The New Barbarians: X-treme Fashion Show – Friday, August 10th, 9pm


Directed by:

Guillermo Gomez-Peña (Mexico) and Joan Wyand (RI) with Michelle Ceballos Michot (Colombia)

Friday, August 10th, 2012 at 9:00pm
95 Empire Black Box Theater
95 Empire Street, Providence, RI 02903
This coming Friday, August 10th, AS220 will be hosting a very special performance by 2012 Free Culture Award recipients Joan Wyand and Guillermo Gomez-Peña, along with La Pocha Nostra member Michelle Ceballos Michot and ten local artists. It will take place at AS220’s 95 Empire Black Box Theater, formerly Perishable Theater, which also houses AS220’s theater arts program and performing arts school – School@95.  The performance will be the culmination of a three day workshop with Gomez-Peña, Wyand, Ceballos and a group of ten Rhode Island-based artists.

Tickets are $20 and can be purchased from AS220’s online shop. This will be a one night only event and seating is limited to 65, so hurry and reserve your space!

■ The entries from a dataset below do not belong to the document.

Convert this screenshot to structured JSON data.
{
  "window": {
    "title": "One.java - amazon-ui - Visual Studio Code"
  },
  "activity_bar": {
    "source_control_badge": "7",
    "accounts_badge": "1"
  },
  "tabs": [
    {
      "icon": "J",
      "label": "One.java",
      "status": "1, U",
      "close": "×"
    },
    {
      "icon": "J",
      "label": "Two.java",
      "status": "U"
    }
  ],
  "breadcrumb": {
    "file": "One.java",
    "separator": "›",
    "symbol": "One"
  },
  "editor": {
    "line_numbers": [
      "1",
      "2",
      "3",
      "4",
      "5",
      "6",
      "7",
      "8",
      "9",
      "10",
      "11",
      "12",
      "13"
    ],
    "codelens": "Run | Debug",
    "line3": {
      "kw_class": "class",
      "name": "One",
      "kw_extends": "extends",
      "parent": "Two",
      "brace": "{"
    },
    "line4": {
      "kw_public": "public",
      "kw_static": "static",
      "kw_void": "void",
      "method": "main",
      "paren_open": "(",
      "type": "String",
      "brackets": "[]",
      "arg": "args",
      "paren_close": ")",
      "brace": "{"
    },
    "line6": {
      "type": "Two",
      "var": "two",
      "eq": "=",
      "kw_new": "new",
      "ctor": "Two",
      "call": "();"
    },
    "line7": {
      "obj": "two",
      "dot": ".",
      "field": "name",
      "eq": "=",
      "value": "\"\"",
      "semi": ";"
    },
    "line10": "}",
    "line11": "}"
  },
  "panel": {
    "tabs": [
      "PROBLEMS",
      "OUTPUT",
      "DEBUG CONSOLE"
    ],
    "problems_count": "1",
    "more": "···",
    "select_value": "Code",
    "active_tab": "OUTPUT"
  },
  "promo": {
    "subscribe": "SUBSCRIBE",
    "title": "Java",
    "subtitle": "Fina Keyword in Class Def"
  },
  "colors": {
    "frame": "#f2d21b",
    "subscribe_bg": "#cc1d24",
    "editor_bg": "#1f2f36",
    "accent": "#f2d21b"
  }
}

La Pocha Nostra, a radical performance troop founded by Guillermo Gómez Peña, has a history of appropriating popular cultural formats such as museum dioramas, the rave, reality TV, and sideshow attractions, then subverting them by changing the context and adding politicized content. For “The New Barbarians”, Gómez-Peña, Wyand, Ceballos, and ten local artists will appropriate the format of an X-treme fashion show featuring “designer primitives on the runaway runway.” This performance explores the bizarre relationship between the post-9/ 11 culture of xenophobia and the rampant fetishization of otherness by global pop culture. These personas will be developed during a three-day workshop in advance of the event. During the workshop Rhode Island-based artists will collaboratively work with the macabre performance trio through a series of exercises developed by La Pocha Nostra to encourage the use of the body as a site for creation, reinvention, and activism. “The New Barbarians” engages the audience with a variety of fashion-inspired highly stylized performance personas stemming from problematic media representations of foreigners, immigrants, and social eccentrics and outcasts, as both enemies of the state and sexy pop cultural rebels. Early in the piece it becomes clear that this is not your typical fashion show. In the process of presenting a line of “designer primitive” attire, what is unveiled is in fact a dramatic “human artifact.” The “show” is about politicized human bodies far more than clothing. What is actually being sold in the New Barbarians collection is a new designer hybrid identity and the human being as a product. The underlying theme is the need for the “First World” to come to terms with the Other outside and inside. The meta-fiction will be presented to the audience as both a hand program and a text spoken by Gómez-Peña.